A study’s usefulness and overall academic rigor are determined by its validity and reliability. Validity is established by examining the methodology and whether an appropriate study design was selected. Furthermore, the choice of tools and processes should be considered as well. Reliability is determined by replication of results based on the same processes with some variability tolerated for qualitative research (Leung, 2015). In this critique, reliability is difficult to examine, but studies mentioned later demonstrate similar outcomes. Validity has been established as competent based on the choice of methodology and tools. This suggests this study is generalizable and upholds scientific standards. Bias is possible in all qualitative research, but the authors of the article have declared neither potential interest of conflict nor financial support for conducting the study, as well as stating any limitations. Eliminating bias in qualitative research is possible through peer and participant review of results, different individuals coding data, verifying multiple sources for information, and maintain records.
The research provided new factual information and a new understanding of the education’s importance in the first four years. The given article’s significance lies in allowing the professors to address the attributes of an outstanding nurse. The reported observations and interpretations support other studies in this field (Waddell, Adams, & Fawcett, 2017). Recent articles also point out the relevance of the first four years of nursing education (Bijani, Tehranineshat, & Torabizadeh, 2019). Another study shows that respect plays a key role in nursing education (Stievano et al., 2018). The overall findings of the research made a significant contribution to human knowledge because both students and teachers will be able to address the issue. The practical applications were produced by the article’s methodology because they successfully used open-ended questions. The major implication can be manifested in adjusting the current nursing education system to teach the important attributes of a professional nurse. The research can be considered a significant one because it overviews the effectiveness of nursing departments.
Bijani, M., Tehranineshat, B., & Torabizadeh, C. (2019). Nurses’, nursing students’, and nursing instructors’ perceptions of professional values: A comparative study. Nursing Ethics, 26(3), 870-883.

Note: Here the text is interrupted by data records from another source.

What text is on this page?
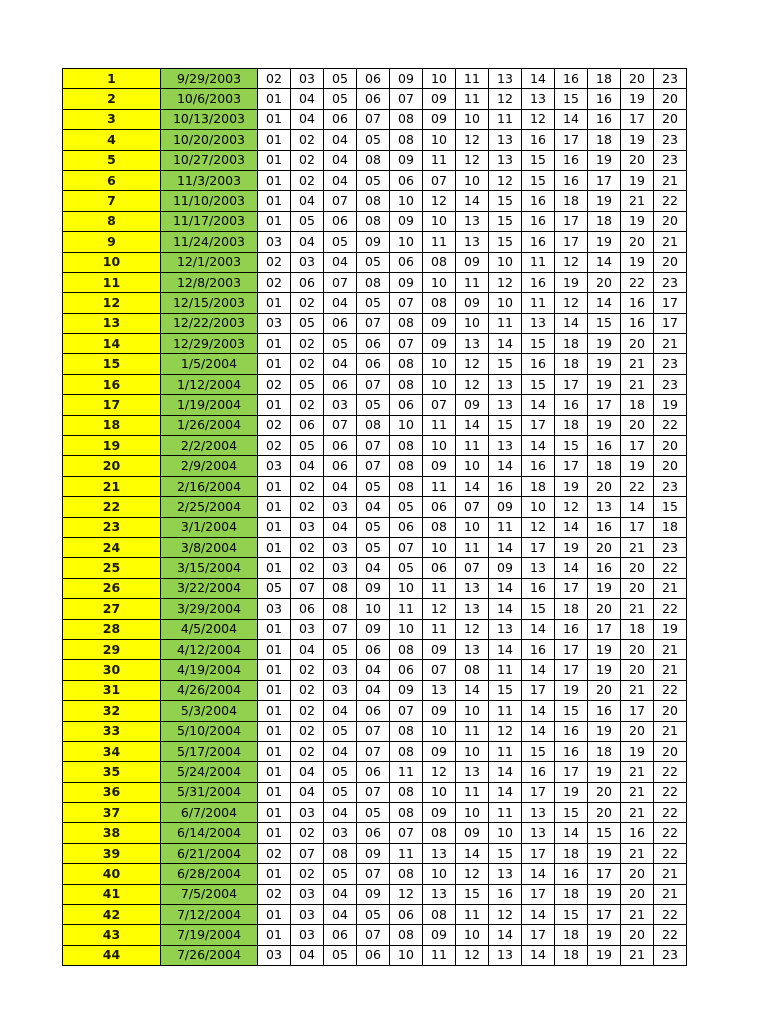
1	9/29/2003	02	03	05	06	09	10	11	13	14	16	18	20	23
2	10/6/2003	01	04	05	06	07	09	11	12	13	15	16	19	20
3	10/13/2003	01	04	06	07	08	09	10	11	12	14	16	17	20
4	10/20/2003	01	02	04	05	08	10	12	13	16	17	18	19	23
5	10/27/2003	01	02	04	08	09	11	12	13	15	16	19	20	23
6	11/3/2003	01	02	04	05	06	07	10	12	15	16	17	19	21
7	11/10/2003	01	04	07	08	10	12	14	15	16	18	19	21	22
8	11/17/2003	01	05	06	08	09	10	13	15	16	17	18	19	20
9	11/24/2003	03	04	05	09	10	11	13	15	16	17	19	20	21
10	12/1/2003	02	03	04	05	06	08	09	10	11	12	14	19	20
11	12/8/2003	02	06	07	08	09	10	11	12	16	19	20	22	23
12	12/15/2003	01	02	04	05	07	08	09	10	11	12	14	16	17
13	12/22/2003	03	05	06	07	08	09	10	11	13	14	15	16	17
14	12/29/2003	01	02	05	06	07	09	13	14	15	18	19	20	21
15	1/5/2004	01	02	04	06	08	10	12	15	16	18	19	21	23
16	1/12/2004	02	05	06	07	08	10	12	13	15	17	19	21	23
17	1/19/2004	01	02	03	05	06	07	09	13	14	16	17	18	19
18	1/26/2004	02	06	07	08	10	11	14	15	17	18	19	20	22
19	2/2/2004	02	05	06	07	08	10	11	13	14	15	16	17	20
20	2/9/2004	03	04	06	07	08	09	10	14	16	17	18	19	20
21	2/16/2004	01	02	04	05	08	11	14	16	18	19	20	22	23
22	2/25/2004	01	02	03	04	05	06	07	09	10	12	13	14	15
23	3/1/2004	01	03	04	05	06	08	10	11	12	14	16	17	18
24	3/8/2004	01	02	03	05	07	10	11	14	17	19	20	21	23
25	3/15/2004	01	02	03	04	05	06	07	09	13	14	16	20	22
26	3/22/2004	05	07	08	09	10	11	13	14	16	17	19	20	21
27	3/29/2004	03	06	08	10	11	12	13	14	15	18	20	21	22
28	4/5/2004	01	03	07	09	10	11	12	13	14	16	17	18	19
29	4/12/2004	01	04	05	06	08	09	13	14	16	17	19	20	21
30	4/19/2004	01	02	03	04	06	07	08	11	14	17	19	20	21
31	4/26/2004	01	02	03	04	09	13	14	15	17	19	20	21	22
32	5/3/2004	01	02	04	06	07	09	10	11	14	15	16	17	20
33	5/10/2004	01	02	05	07	08	10	11	12	14	16	19	20	21
34	5/17/2004	01	02	04	07	08	09	10	11	15	16	18	19	20
35	5/24/2004	01	04	05	06	11	12	13	14	16	17	19	21	22
36	5/31/2004	01	04	05	07	08	10	11	14	17	19	20	21	22
37	6/7/2004	01	03	04	05	08	09	10	11	13	15	20	21	22
38	6/14/2004	01	02	03	06	07	08	09	10	13	14	15	16	22
39	6/21/2004	02	07	08	09	11	13	14	15	17	18	19	21	22
40	6/28/2004	01	02	05	07	08	10	12	13	14	16	17	20	21
41	7/5/2004	02	03	04	09	12	13	15	16	17	18	19	20	21
42	7/12/2004	01	03	04	05	06	08	11	12	14	15	17	21	22
43	7/19/2004	01	03	06	07	08	09	10	14	17	18	19	20	22
44	7/26/2004	03	04	05	06	10	11	12	13	14	18	19	21	23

Catallo, C., Spalding, K., & Haghiri-Vijeh, R. (2014). Nursing professional organizations: What are they doing to engage nurses in health policy? SAGE Open, 1(1), 2-6.
Er, R. A., Sehiralti, M., & Akpinar, A. (2017). Attributes of a good nurse: The opinions of nursing students. Nursing Ethics, 24(2), 238-250.
Leung L. (2015). Validity, reliability, and generalizability in qualitative research. Journal of Family Medicine and Primary Care, 4(3), 324-327. doi:10.4103/2249-4863.161306
Phillips, J. R. (2018). Nursing Science, Nursing theory: Nurse atheists, nurse agnostics, nurse theists. Nursing Science Quarterly, 31(2), 105-108.
Stievano, A., Bellass, S., Rocco, G., Olsen, D., Sabatino, L., & Johnson, M. (2018). Nursing’s professional respect as experienced by hospital and community nurses. Nursing Ethics, 25(5), 665-683.
Waddell, A., Adams, J. M., & Fawcett, J. (2017). Exploring nurse leaders’ policy participation within the context of a nursing conceptual framework. Policy, Politics, & Nursing Practice, 18(4), 195-205.